Emsal Mahkeme Kararı İstanbul Bölge Adliye Mahkemesi 14. Hukuk Dairesi 2018/1786 E. 2020/549 K. 11.06.2020 T.

Görüntülediğiniz mahkeme kararı kesinleşmiş bir karardır.

T.C.
İSTANBUL
BÖLGE ADLİYE MAHKEMESİ
14. HUKUK DAİRESİ
DOSYA NO: 2018/1786
KARAR NO: 2020/549
T Ü R K M İ L L E T İ A D I N A
İ S T İ N A F K A R A R I
İNCELENEN KARARIN
MAHKEMESİ: İSTANBUL ANADOLU 1. ASLİYE TİCARET MAHKEMESİ
TARİHİ: 30/01/2018
NUMARASI: 2016/382 E. 2018/79K.
DAVANIN KONUSU: İtirazın İptali (Ticari Satımdan Kaynaklanan)
Taraflar arasında görülen itirazın iptali davasının ilk derece mahkemesince yapılan yargılaması sonucunda, ilamda yazılı nedenlerle karar verilmesine yer olmadığına ilişkin verilen hükme karşı davacı istinaf kanun yoluna başvurulması üzerine dairemize gönderilmiş olan dava dosyası incelendi.

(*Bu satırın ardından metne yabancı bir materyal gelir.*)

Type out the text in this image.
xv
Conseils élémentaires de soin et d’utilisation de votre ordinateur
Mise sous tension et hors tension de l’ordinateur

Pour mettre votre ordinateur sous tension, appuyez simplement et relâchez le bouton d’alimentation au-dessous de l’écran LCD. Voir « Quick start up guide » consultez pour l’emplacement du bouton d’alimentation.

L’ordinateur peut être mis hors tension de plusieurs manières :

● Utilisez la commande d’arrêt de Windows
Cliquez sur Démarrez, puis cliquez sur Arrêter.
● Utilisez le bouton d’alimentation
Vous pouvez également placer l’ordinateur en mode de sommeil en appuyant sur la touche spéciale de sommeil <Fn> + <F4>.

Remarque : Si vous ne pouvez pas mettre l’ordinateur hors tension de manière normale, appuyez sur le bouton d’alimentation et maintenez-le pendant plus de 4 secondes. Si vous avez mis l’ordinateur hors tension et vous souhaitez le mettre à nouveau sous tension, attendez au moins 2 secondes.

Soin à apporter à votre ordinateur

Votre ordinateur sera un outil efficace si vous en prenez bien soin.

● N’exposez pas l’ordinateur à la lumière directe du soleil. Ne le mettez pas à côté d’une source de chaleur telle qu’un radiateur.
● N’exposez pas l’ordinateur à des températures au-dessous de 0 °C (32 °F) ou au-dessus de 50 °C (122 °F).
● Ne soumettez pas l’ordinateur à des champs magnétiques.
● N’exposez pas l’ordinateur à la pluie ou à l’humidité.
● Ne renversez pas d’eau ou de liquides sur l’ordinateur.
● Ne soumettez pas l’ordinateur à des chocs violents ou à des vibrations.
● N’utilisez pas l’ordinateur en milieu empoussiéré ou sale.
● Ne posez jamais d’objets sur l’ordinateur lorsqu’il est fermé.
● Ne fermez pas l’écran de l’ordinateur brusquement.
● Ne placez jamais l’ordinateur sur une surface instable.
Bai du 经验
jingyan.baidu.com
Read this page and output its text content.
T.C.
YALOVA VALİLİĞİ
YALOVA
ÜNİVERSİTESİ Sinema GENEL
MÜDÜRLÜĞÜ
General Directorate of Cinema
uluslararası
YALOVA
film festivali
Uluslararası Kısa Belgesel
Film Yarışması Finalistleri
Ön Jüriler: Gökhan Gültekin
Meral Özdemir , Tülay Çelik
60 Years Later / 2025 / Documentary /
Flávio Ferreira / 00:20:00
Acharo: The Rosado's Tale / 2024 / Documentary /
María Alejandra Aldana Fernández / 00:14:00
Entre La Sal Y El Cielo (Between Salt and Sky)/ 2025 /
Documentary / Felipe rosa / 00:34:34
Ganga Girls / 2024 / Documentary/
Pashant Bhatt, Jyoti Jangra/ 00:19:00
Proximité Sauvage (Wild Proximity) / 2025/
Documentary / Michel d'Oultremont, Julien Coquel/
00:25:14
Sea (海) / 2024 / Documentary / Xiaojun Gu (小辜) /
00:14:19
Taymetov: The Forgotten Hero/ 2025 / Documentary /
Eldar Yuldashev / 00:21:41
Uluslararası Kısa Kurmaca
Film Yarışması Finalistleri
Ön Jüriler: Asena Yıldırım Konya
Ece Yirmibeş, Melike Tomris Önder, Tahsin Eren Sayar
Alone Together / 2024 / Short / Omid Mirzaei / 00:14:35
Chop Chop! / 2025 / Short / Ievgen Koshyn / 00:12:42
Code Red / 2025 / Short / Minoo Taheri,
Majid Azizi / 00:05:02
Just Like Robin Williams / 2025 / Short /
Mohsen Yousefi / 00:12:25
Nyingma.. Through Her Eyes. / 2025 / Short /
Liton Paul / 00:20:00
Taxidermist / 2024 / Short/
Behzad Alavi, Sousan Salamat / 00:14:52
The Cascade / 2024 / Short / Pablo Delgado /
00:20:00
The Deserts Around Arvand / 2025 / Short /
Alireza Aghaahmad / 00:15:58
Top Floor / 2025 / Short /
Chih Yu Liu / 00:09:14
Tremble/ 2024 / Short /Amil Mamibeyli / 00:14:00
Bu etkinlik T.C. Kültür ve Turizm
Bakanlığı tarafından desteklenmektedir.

TARAFLARIN İDDİA VE SAVUNMALARININ ÖZETİ Davacı vekili davasında özetle; taraflar arasındaki ticari münasebet kapsamında müvekkilinin üzerine düşen yükümlülükleri eksiksiz yerine getirmiş olmasına rağmen, davalı/borçlunun fatura bedellerini ödemediğini, takip dayanağı faturalara konu malların davalı/borçluya teslimine ilişkin BS Bildirim Formları ve sevk irsaliyelerini sunduklarını, ,takip konusu faturalardan en eski tarihlisinin 02.06.2014 tarihini taşıdığını, zamanaşımı definin yersiz olduğunu, sevk irsaliyelerinin çoğunda isim ve imzası bulunan … isimli kişinin aynı zamanda davalı/borçlu şirketin satın alma müdürü sıfatıyla müvekkiline mübrez mailleri gönderen kişi olduğunu, ticari işlerde istenilebilecek temerrüt faiz oranının avans faiz oranı olduğunu belirterek, davanın kabulü ile davalı/borçlunun, İstanbul Anadolu … İcra Müdürlüğünün … Esas sayılı icra takip dosyası nezdindeki haksız ve kötü niyetli vaki itirazının iptali ile takibin devamına, itirazında haksız ve kötü niyetli olan davalının asıl alacağın %20’sinden az olmamak üzere icra inkâr tazminatı ödemeye mahkum edilmesine karar verilmesini talep ve dava etmiştir. Davalı vekili savunmasında özetle: müvekkili firmaya ait imza veya kaşenin bulunup bulunmadığı belirsiz olan belgelere dayanarak müvekkilinin borçlu olduğunun kabulünün mümkün olmadığını, alacaklı olduğunu iddia eden taraf ile müvekkili arasında TTK hükümleri uyarınca cari hesaba ilişkin herhangi bir sözleşme bulunmadığını, davacının haksız ve mesnetsiz taleplerinin reddine, ancak mahkeme aksi kanaatte ise ileri sürmüş oldukları “takas mahsup defi”nin göz önünde bulundurulmasına, davacının talep ettiği alacak kalemleri 10 yıllık zamanaşımına tabi olduğundan davanın reddine, akabinde haksız ve kötü niyetli olan alacaklı hakkında takip konusu alacağın % 20’sinden az olmamak üzere tazminata mahkum edilmesine karar verilmesini talep etmiştir.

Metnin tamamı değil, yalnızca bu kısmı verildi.